The CHP’s initial investigation revealed that Jimenez and the survivor stole a 2001 Jaguar from a friend’s mom sometime in the early afternoon of Oct. 4, 2004, picked up Limas and Hernandez and took the car on a joyride through Hollister and surrounding cities in the hours leading up to the accident.
However, the girl’s family denies the CHP’s claims and said the teen did not participate in the theft of the car. The girl’s mother said Jimenez and another girl took the car that belonged to Hollister resident Wendy Cravens, but her daughter believed they had permission from Cravens’ teenage daughter to drive the car. Although the CHP’s Multidisciplinary Accident Investigation Team (MAIT) conducted an in-depth investigation into the crash, the girl’s mother said investigators interviewed her daughter soon after the crash while she was still in the hospital, but never after she was released.

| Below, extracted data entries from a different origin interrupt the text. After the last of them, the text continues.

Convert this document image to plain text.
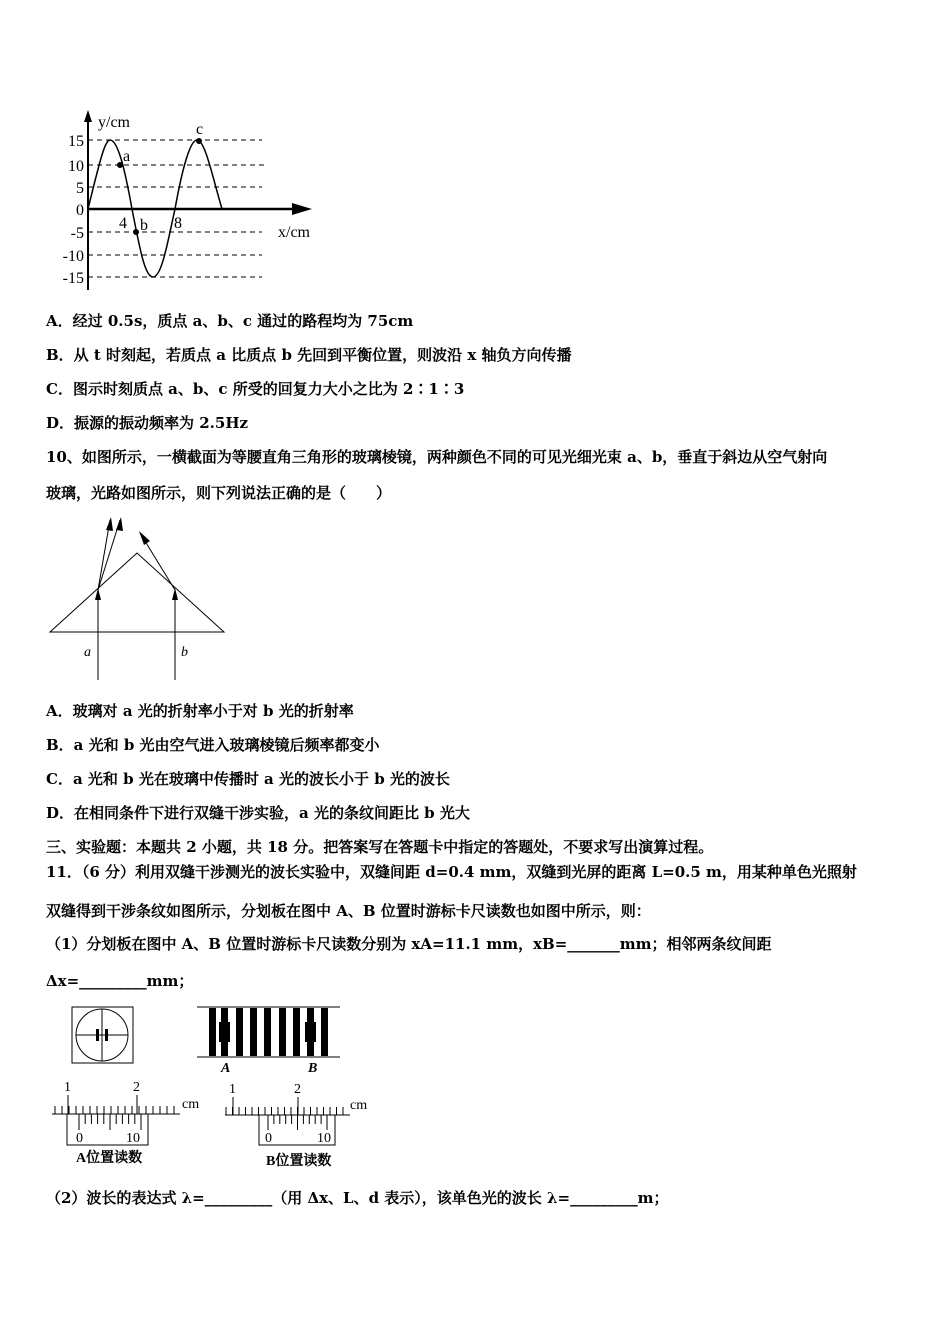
15
10
5
0
-5
-10
-15
y/cm
x/cm
4	8
a
b
c
A．经过 0.5s，质点 a、b、c 通过的路程均为 75cm
B．从 t 时刻起，若质点 a 比质点 b 先回到平衡位置，则波沿 x 轴负方向传播
C．图示时刻质点 a、b、c 所受的回复力大小之比为 2∶1∶3
D．振源的振动频率为 2.5Hz
10、如图所示，一横截面为等腰直角三角形的玻璃棱镜，两种颜色不同的可见光细光束 a、b，垂直于斜边从空气射向
玻璃，光路如图所示，则下列说法正确的是（　　）
a	b
A．玻璃对 a 光的折射率小于对 b 光的折射率
B．a 光和 b 光由空气进入玻璃棱镜后频率都变小
C．a 光和 b 光在玻璃中传播时 a 光的波长小于 b 光的波长
D．在相同条件下进行双缝干涉实验，a 光的条纹间距比 b 光大
三、实验题：本题共 2 小题，共 18 分。把答案写在答题卡中指定的答题处，不要求写出演算过程。
11．（6 分）利用双缝干涉测光的波长实验中，双缝间距 d=0.4 mm，双缝到光屏的距离 L=0.5 m，用某种单色光照射
双缝得到干涉条纹如图所示，分划板在图中 A、B 位置时游标卡尺读数也如图中所示，则：
（1）分划板在图中 A、B 位置时游标卡尺读数分别为 xA=11.1 mm，xB=_______mm；相邻两条纹间距
Δx=_________mm；
A	B
1	2
cm
0	10
1	2
cm
0	10
A位置读数	B位置读数
（2）波长的表达式 λ=_________（用 Δx、L、d 表示），该单色光的波长 λ=_________m；
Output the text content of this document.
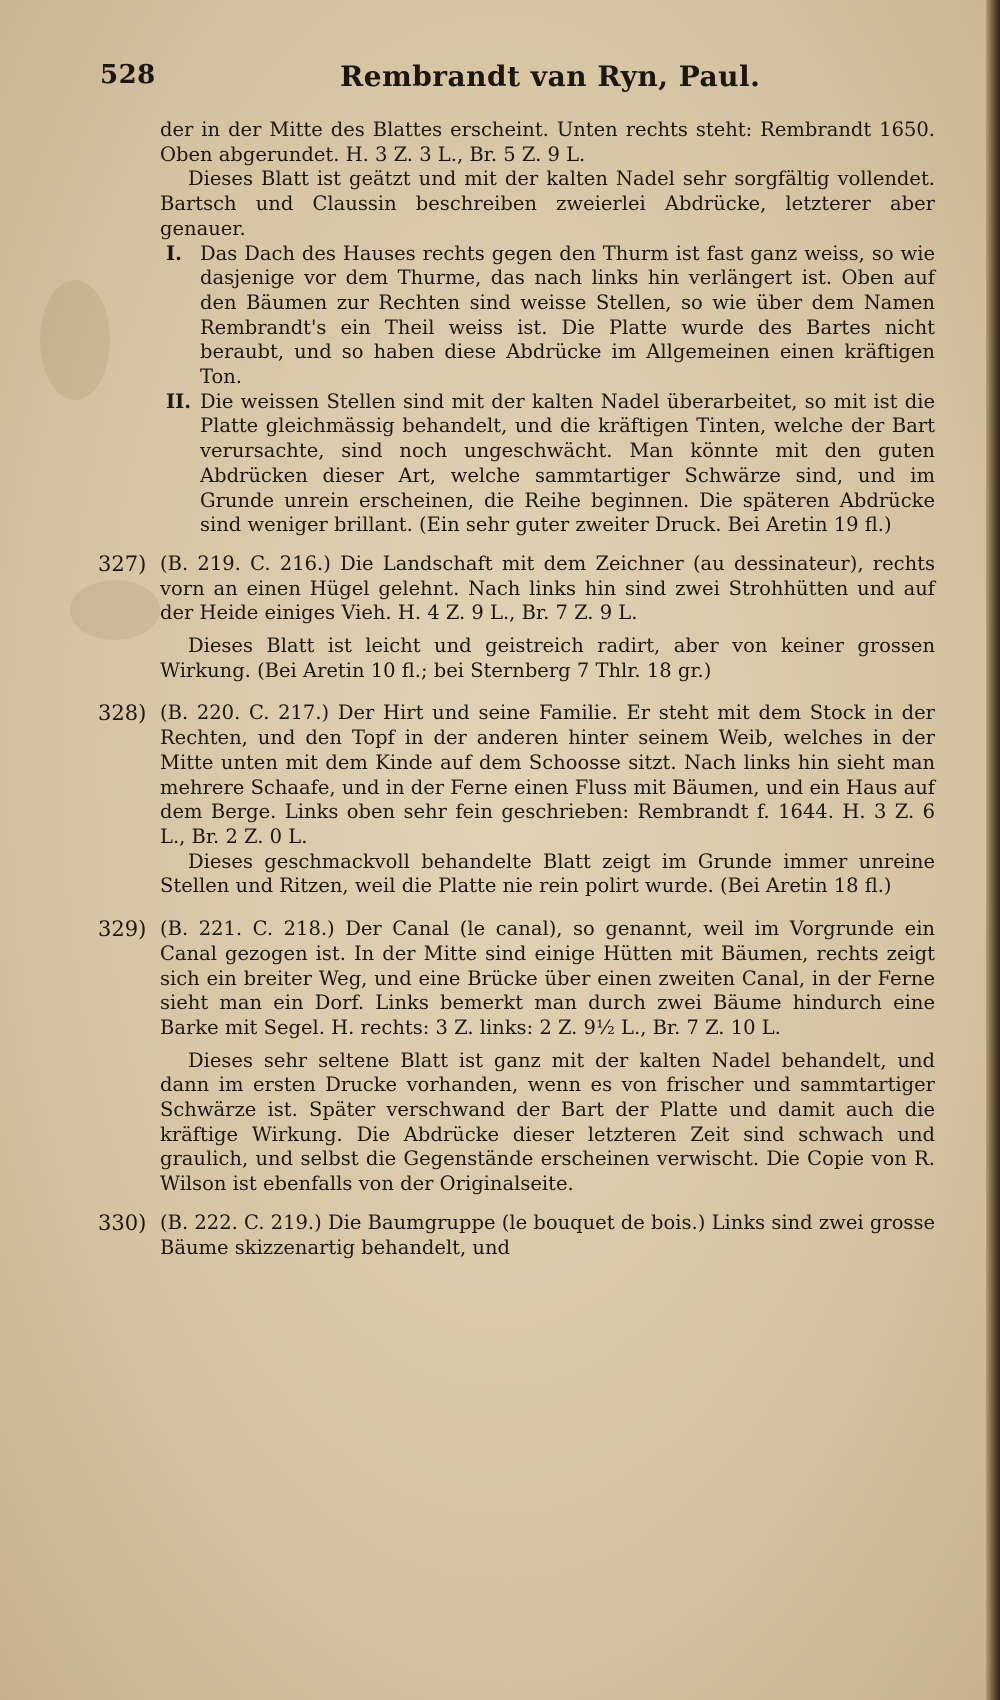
528	Rembrandt van Ryn, Paul.

der in der Mitte des Blattes erscheint. Unten rechts steht: Rembrandt 1650. Oben abgerundet. H. 3 Z. 3 L., Br. 5 Z. 9 L.

Dieses Blatt ist geätzt und mit der kalten Nadel sehr sorgfältig vollendet. Bartsch und Claussin beschreiben zweierlei Abdrücke, letzterer aber genauer.

I. Das Dach des Hauses rechts gegen den Thurm ist fast ganz weiss, so wie dasjenige vor dem Thurme, das nach links hin verlängert ist. Oben auf den Bäumen zur Rechten sind weisse Stellen, so wie über dem Namen Rembrandt's ein Theil weiss ist. Die Platte wurde des Bartes nicht beraubt, und so haben diese Abdrücke im Allgemeinen einen kräftigen Ton.
II. Die weissen Stellen sind mit der kalten Nadel überarbeitet, so mit ist die Platte gleichmässig behandelt, und die kräftigen Tinten, welche der Bart verursachte, sind noch ungeschwächt. Man könnte mit den guten Abdrücken dieser Art, welche sammtartiger Schwärze sind, und im Grunde unrein erscheinen, die Reihe beginnen. Die späteren Abdrücke sind weniger brillant. (Ein sehr guter zweiter Druck. Bei Aretin 19 fl.)
327) (B. 219. C. 216.) Die Landschaft mit dem Zeichner (au dessinateur), rechts vorn an einen Hügel gelehnt. Nach links hin sind zwei Strohhütten und auf der Heide einiges Vieh. H. 4 Z. 9 L., Br. 7 Z. 9 L.

Dieses Blatt ist leicht und geistreich radirt, aber von keiner grossen Wirkung. (Bei Aretin 10 fl.; bei Sternberg 7 Thlr. 18 gr.)

328) (B. 220. C. 217.) Der Hirt und seine Familie. Er steht mit dem Stock in der Rechten, und den Topf in der anderen hinter seinem Weib, welches in der Mitte unten mit dem Kinde auf dem Schoosse sitzt. Nach links hin sieht man mehrere Schaafe, und in der Ferne einen Fluss mit Bäumen, und ein Haus auf dem Berge. Links oben sehr fein geschrieben: Rembrandt f. 1644. H. 3 Z. 6 L., Br. 2 Z. 0 L.

Dieses geschmackvoll behandelte Blatt zeigt im Grunde immer unreine Stellen und Ritzen, weil die Platte nie rein polirt wurde. (Bei Aretin 18 fl.)

329) (B. 221. C. 218.) Der Canal (le canal), so genannt, weil im Vorgrunde ein Canal gezogen ist. In der Mitte sind einige Hütten mit Bäumen, rechts zeigt sich ein breiter Weg, und eine Brücke über einen zweiten Canal, in der Ferne sieht man ein Dorf. Links bemerkt man durch zwei Bäume hindurch eine Barke mit Segel. H. rechts: 3 Z. links: 2 Z. 9½ L., Br. 7 Z. 10 L.

Dieses sehr seltene Blatt ist ganz mit der kalten Nadel behandelt, und dann im ersten Drucke vorhanden, wenn es von frischer und sammtartiger Schwärze ist. Später verschwand der Bart der Platte und damit auch die kräftige Wirkung. Die Abdrücke dieser letzteren Zeit sind schwach und graulich, und selbst die Gegenstände erscheinen verwischt. Die Copie von R. Wilson ist ebenfalls von der Originalseite.

330) (B. 222. C. 219.) Die Baumgruppe (le bouquet de bois.) Links sind zwei grosse Bäume skizzenartig behandelt, und
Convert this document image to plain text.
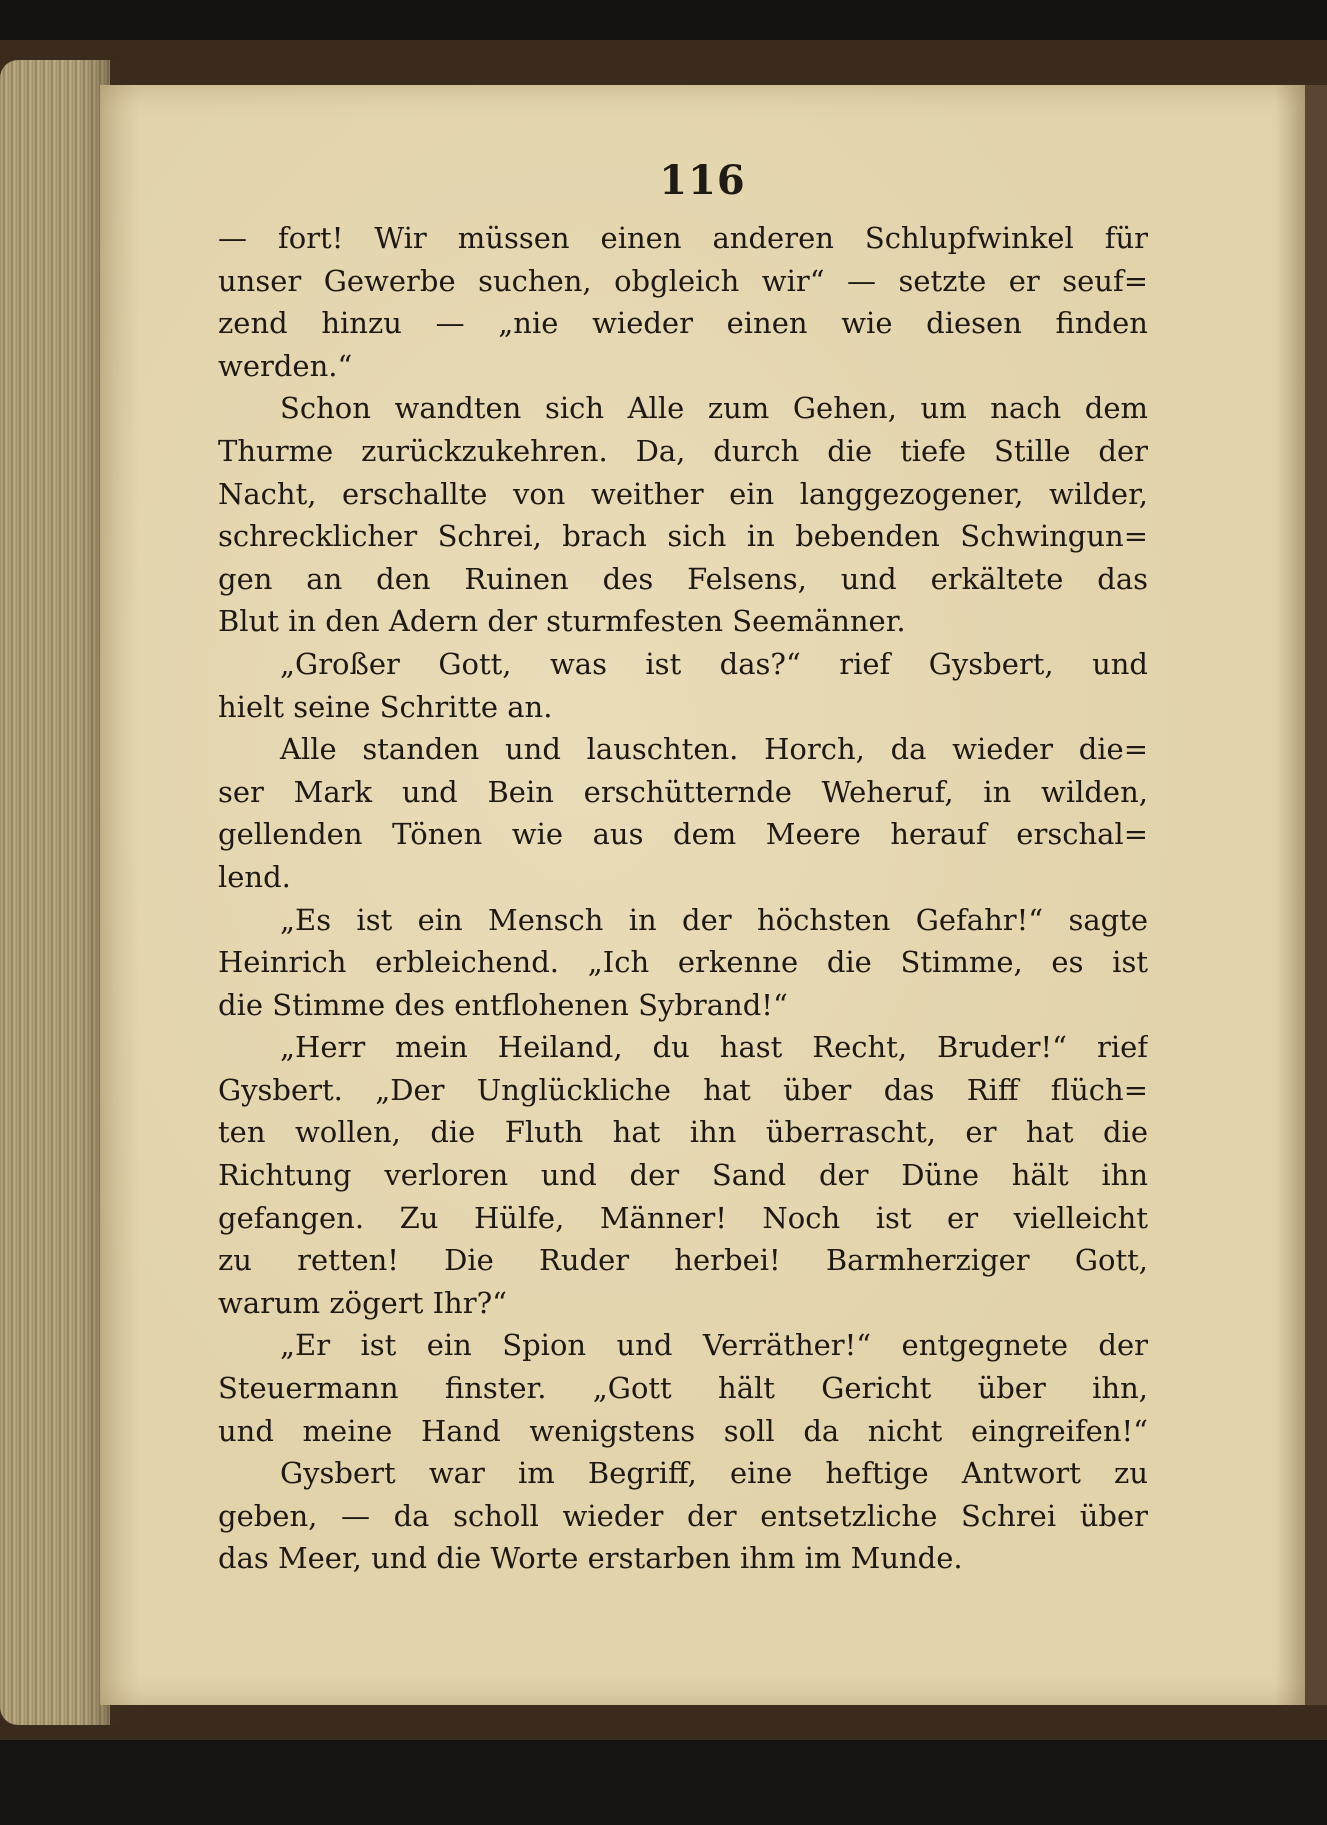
116
— fort! Wir müssen einen anderen Schlupfwinkel für
unser Gewerbe suchen, obgleich wir“ — setzte er seuf=
zend hinzu — „nie wieder einen wie diesen finden
werden.“
Schon wandten sich Alle zum Gehen, um nach dem
Thurme zurückzukehren. Da, durch die tiefe Stille der
Nacht, erschallte von weither ein langgezogener, wilder,
schrecklicher Schrei, brach sich in bebenden Schwingun=
gen an den Ruinen des Felsens, und erkältete das
Blut in den Adern der sturmfesten Seemänner.
„Großer Gott, was ist das?“ rief Gysbert, und
hielt seine Schritte an.
Alle standen und lauschten. Horch, da wieder die=
ser Mark und Bein erschütternde Weheruf, in wilden,
gellenden Tönen wie aus dem Meere herauf erschal=
lend.
„Es ist ein Mensch in der höchsten Gefahr!“ sagte
Heinrich erbleichend. „Ich erkenne die Stimme, es ist
die Stimme des entflohenen Sybrand!“
„Herr mein Heiland, du hast Recht, Bruder!“ rief
Gysbert. „Der Unglückliche hat über das Riff flüch=
ten wollen, die Fluth hat ihn überrascht, er hat die
Richtung verloren und der Sand der Düne hält ihn
gefangen. Zu Hülfe, Männer! Noch ist er vielleicht
zu retten! Die Ruder herbei! Barmherziger Gott,
warum zögert Ihr?“
„Er ist ein Spion und Verräther!“ entgegnete der
Steuermann finster. „Gott hält Gericht über ihn,
und meine Hand wenigstens soll da nicht eingreifen!“
Gysbert war im Begriff, eine heftige Antwort zu
geben, — da scholl wieder der entsetzliche Schrei über
das Meer, und die Worte erstarben ihm im Munde.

However, CHP spokesman Matt Ramirez said investigators did interview the girl after she was released but she was uncooperative. The Free Lance has requested a copy of the MAIT investigation through the California Public Records Act.
The CHP believes Limas was driving at the time of the accident, and fled from police either because he was trying to join a gang or because he was on probation and afraid if he was caught with a stolen car he would be sent to jail.
After an officer pulled the group over for driving erratically late on a Monday evening, the CHP believes Limas, who originally was in the back seat but hopped into the driver’s seat when they were stopped, turned off the lights and sped away at speeds up to 100 mph before crashing into a power pole in the parking lot of Denice & Filice Packing Co. around 10:30pm.
The survivor is scheduled to appear in court on May 9 for an arraignment, and Cantu said he hopes to get the charge dismissed.
“She could (go to jail), but she won’t, not if I can help it,” Cantu said. “I am speechless to what this little girl did other than being in the vehicle, being injured and a victim. She didn’t drive the vehicle, she didn’t take the vehicle, she was just a passenger.”